Nascida em Los Angeles (Califórnia), em 5/1/1946, Diane Keaton despontou nos anos 1970 como uma das atrizes mais marcantes da Nova Hollywood em filmes como “O Poderoso Chefão”, “O Poderoso Chefão – Parte II” e nas comédias de Allen. Com mais de cinco décadas de carreira, ela foi ainda um símbolo de independência feminina e estilo.
Filha de um engenheiro civil e de uma fotógrafa, Keaton entrou aos 19 anos na Neighborhood Playhouse School of the Theatre, em Nova York. Em 1968, entrava para o elenco da montagem teatral de “Hair”, musical que foi um fenômeno na Broadway, e no ano seguinte fazia sua estreia no cinema, com “As Mil Faces do Amor.
Em 1969, atuou em mais uma peça na Broadway — “Sonhos de um Sedutor” (“Play it Again, Sam”), escrita e protagonizada por Allen —, dando início a uma relação afetiva e profissional com o então comediante que mudaria sua vida para sempre (e com quem faria mais sete filmes) .

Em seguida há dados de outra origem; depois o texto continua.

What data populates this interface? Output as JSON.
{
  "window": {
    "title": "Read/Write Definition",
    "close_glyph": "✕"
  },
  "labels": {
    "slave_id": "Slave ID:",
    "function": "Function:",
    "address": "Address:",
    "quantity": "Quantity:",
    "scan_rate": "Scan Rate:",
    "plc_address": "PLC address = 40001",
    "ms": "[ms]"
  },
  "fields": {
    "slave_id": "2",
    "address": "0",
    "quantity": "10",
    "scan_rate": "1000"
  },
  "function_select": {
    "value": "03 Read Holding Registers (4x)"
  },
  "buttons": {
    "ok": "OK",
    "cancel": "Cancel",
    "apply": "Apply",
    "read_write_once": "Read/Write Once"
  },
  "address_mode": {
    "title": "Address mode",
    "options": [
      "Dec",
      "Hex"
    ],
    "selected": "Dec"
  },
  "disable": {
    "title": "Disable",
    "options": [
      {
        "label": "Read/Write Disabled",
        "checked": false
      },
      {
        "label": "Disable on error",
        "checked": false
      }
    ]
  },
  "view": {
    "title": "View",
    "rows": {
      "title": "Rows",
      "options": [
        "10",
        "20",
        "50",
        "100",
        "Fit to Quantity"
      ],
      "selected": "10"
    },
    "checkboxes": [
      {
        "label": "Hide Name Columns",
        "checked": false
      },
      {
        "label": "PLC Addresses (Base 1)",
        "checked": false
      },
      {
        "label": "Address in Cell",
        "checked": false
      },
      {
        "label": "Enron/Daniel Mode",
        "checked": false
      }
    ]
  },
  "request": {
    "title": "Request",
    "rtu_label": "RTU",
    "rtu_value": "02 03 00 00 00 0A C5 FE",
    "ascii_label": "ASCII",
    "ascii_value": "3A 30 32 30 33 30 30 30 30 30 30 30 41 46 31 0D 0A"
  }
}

Seu primeiro longa-metragem de sucesso foi justamente a versão cinematográfica da peça, lançada em 1972, com Allen como protagonista e roteirista. No mesmo ano, Keaton encarnou Kay Adams, a esposa de Al Pacino em “O Poderoso Chefão”, papel pequeno mas importante que funcionava como centro moral num enredo predominantemente masculino. Ela voltaria a viver Kay nas duas continuações do clássico de Francis Ford Coppola, lançadas em 1974 e 1990.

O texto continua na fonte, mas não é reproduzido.